Ma è davvero giusto parlare di “caro caffè”? Probabilmente sì ma è leggermente improprio. L’espresso è sì aumentato del 25% negli ultimi 5 anni ma nello stesso periodo la materia prima ha subito aumenti enormemente superiori, senza contare energia, trasporti, personale, affitti e tutti gli altri costi sostenuti dagli esercenti. I bar e le torrefazioni hanno assorbito moltissimo questi aumenti, a volte con conseguenze disastrose per le proprie finanze. Al TG1 il coffee expert Mauro Illiano ha detto che questo rincaro potrebbe essere addirittura un’opportunità perché «può essere un ripensamento della bevanda e del caffè stesso, con la possibilità per i clienti finali di riqualificare la figura del barista» e del luogo del bar.
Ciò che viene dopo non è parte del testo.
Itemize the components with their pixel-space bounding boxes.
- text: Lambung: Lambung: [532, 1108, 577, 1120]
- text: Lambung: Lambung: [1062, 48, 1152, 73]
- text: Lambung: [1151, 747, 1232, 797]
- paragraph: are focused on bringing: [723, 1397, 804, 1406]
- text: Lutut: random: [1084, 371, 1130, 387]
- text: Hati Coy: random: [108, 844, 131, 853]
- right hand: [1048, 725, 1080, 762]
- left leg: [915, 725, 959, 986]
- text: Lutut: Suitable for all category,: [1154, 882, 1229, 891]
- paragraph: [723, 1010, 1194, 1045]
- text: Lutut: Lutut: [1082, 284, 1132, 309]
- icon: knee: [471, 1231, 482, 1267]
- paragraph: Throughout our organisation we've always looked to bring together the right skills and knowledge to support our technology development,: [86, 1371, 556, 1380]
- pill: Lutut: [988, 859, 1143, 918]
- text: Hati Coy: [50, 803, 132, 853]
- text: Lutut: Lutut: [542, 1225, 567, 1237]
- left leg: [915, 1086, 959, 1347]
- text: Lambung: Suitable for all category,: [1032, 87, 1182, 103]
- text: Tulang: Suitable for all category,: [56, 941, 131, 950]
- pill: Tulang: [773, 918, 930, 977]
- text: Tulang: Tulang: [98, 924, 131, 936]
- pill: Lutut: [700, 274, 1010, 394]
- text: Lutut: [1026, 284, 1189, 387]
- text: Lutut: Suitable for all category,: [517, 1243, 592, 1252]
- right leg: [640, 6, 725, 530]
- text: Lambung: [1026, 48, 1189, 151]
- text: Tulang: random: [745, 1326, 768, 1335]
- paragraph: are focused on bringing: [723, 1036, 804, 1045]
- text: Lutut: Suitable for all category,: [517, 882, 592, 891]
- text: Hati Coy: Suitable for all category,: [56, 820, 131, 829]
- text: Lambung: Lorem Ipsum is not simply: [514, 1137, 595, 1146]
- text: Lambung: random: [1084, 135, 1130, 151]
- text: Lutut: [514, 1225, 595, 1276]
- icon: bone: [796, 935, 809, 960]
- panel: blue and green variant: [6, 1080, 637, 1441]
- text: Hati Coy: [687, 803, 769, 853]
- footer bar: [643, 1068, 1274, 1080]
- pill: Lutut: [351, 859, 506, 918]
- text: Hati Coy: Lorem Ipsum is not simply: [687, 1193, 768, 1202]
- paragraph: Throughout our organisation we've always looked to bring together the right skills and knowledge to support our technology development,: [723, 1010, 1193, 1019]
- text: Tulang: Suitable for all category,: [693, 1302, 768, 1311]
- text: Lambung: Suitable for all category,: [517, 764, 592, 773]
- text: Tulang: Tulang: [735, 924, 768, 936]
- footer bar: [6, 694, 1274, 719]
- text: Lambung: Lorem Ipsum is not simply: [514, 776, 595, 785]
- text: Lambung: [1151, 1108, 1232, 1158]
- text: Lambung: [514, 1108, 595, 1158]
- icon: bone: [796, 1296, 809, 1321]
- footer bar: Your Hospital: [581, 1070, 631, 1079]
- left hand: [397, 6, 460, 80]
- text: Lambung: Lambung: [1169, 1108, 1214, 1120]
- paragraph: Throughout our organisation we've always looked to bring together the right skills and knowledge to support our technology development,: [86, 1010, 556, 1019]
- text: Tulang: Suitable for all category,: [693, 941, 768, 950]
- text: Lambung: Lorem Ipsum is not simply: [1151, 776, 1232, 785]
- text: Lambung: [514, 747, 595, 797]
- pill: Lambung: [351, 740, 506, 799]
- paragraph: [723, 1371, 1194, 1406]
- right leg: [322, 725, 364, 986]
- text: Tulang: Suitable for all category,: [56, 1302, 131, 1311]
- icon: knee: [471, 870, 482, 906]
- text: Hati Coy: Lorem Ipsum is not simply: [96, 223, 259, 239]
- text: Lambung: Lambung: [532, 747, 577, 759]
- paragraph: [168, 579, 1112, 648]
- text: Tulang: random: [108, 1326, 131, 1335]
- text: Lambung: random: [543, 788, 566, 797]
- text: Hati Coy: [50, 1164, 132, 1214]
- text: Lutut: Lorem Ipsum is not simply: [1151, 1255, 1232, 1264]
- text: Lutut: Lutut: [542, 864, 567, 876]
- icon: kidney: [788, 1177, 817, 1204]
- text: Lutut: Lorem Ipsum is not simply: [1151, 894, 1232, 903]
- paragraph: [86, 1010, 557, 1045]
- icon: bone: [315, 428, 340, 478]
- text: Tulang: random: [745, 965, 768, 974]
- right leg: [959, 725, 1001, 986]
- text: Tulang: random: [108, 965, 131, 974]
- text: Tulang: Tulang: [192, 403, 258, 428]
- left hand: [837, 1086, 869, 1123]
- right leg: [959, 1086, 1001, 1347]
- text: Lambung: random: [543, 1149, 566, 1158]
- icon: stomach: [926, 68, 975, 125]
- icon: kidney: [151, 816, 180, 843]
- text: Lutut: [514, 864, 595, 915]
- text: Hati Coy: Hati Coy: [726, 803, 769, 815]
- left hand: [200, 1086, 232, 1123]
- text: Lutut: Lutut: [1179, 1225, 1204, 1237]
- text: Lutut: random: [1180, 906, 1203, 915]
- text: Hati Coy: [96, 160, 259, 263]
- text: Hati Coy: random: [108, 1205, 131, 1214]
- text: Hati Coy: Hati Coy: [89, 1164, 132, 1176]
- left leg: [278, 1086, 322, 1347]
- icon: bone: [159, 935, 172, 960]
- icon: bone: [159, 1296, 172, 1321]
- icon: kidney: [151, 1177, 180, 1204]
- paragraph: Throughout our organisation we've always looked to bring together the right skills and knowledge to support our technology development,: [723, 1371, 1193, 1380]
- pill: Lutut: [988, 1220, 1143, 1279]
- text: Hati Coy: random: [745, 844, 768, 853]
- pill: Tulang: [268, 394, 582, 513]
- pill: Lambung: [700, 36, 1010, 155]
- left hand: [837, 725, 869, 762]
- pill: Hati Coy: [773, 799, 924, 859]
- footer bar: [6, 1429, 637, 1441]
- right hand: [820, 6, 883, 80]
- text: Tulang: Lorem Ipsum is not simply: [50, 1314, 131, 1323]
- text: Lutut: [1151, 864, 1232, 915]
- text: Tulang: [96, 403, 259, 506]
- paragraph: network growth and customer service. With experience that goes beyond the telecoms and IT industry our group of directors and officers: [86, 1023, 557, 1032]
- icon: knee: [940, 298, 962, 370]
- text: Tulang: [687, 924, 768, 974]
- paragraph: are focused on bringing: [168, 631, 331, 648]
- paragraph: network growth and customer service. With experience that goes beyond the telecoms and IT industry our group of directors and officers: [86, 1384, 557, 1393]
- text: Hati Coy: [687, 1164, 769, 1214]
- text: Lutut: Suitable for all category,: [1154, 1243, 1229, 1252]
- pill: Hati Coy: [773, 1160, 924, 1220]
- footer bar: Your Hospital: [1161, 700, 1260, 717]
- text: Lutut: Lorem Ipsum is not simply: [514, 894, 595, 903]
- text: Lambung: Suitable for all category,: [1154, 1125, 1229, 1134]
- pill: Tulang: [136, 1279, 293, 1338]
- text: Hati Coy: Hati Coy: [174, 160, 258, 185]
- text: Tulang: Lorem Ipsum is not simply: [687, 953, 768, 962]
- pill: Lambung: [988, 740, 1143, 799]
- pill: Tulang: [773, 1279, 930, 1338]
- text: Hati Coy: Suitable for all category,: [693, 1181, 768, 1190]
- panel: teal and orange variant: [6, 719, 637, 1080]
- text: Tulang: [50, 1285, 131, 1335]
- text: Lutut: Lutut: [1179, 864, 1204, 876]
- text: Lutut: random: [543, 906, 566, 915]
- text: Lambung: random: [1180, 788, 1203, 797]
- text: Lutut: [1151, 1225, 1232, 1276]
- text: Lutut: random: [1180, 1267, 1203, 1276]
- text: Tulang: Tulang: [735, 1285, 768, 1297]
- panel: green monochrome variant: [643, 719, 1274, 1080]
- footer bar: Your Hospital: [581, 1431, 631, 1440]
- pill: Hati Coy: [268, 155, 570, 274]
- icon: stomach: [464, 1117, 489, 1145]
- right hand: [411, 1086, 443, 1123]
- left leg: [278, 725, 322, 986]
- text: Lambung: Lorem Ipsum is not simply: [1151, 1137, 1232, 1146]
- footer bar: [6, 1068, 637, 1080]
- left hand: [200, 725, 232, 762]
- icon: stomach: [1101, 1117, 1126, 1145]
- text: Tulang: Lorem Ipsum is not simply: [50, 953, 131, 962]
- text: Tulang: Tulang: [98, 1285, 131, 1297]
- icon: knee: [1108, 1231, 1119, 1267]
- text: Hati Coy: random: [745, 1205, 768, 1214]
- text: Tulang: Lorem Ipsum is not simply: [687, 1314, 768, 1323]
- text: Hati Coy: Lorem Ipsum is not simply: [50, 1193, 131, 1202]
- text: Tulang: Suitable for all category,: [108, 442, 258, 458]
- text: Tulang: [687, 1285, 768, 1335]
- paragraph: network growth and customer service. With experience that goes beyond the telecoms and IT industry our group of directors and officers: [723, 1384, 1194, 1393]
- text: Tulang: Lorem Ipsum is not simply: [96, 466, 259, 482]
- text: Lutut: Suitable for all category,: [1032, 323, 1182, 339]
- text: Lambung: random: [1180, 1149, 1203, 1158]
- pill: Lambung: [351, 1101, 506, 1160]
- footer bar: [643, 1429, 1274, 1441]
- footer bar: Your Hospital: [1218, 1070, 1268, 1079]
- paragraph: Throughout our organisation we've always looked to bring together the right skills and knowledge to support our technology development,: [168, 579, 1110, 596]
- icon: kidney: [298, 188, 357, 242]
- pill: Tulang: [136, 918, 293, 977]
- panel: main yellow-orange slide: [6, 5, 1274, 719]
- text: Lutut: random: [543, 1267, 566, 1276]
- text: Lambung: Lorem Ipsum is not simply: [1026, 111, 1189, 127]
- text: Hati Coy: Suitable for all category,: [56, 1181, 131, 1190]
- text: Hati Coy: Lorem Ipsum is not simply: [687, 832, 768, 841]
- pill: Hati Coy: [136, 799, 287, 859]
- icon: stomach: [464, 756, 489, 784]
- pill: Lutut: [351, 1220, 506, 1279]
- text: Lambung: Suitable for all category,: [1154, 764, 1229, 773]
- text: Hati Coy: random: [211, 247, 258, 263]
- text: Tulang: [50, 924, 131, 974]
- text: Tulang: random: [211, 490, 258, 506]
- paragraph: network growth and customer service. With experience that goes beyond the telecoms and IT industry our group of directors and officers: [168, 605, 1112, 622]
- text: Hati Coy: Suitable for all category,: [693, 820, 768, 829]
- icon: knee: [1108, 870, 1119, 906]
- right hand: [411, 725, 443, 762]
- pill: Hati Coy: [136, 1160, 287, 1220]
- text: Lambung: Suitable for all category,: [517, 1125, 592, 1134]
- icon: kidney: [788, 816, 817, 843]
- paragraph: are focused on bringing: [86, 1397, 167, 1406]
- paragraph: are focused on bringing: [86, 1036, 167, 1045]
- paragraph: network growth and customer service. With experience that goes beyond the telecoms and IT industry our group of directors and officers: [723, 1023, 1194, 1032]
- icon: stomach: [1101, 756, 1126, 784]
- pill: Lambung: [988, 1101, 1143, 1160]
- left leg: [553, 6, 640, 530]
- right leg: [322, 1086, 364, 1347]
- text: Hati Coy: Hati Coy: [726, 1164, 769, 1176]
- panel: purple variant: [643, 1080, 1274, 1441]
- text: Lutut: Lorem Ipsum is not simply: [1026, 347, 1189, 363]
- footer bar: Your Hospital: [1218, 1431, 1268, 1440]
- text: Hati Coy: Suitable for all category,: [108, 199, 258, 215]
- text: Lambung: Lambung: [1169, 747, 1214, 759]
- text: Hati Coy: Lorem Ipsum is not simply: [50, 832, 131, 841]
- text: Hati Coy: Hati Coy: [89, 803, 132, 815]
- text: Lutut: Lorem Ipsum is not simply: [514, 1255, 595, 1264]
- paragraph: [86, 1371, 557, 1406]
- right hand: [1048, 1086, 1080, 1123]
Dopotutto oggi la differenza di prezzo tra uno specialty coffee e un caffè tradizionale si sta assottigliando sempre più ed effettivamente potremmo trovarci di fronte a un insperato allineamento dei pianeti per permettere anche all’Italia di fare quel tanto sperato passo in avanti nel mondo dei chicchi.

Gli italiani stanno cambiando il modo di bere il caffè

Il prezzo della tazzina si inserisce in un cambiamento più ampio nelle abitudini di consumo. Secondo Assoutenti, nel 2026 sono aumentate del 33% le vendite di caffè in chicchi, scelto sempre più spesso al posto di cialde e capsule, e un ritorno nostalgico alla moka: non sappiamo se spinti da un costo più contenuto o da un ritorno al ritmo lento che le macchine automatiche ci hanno un po’ tolto.

Per milioni di persone il caffè al bar resta un rito quotidiano, ma il prezzo della tazzina è diventato progressivamente più alto e le alternative per consumarlo a casa stanno guadagnando spazio.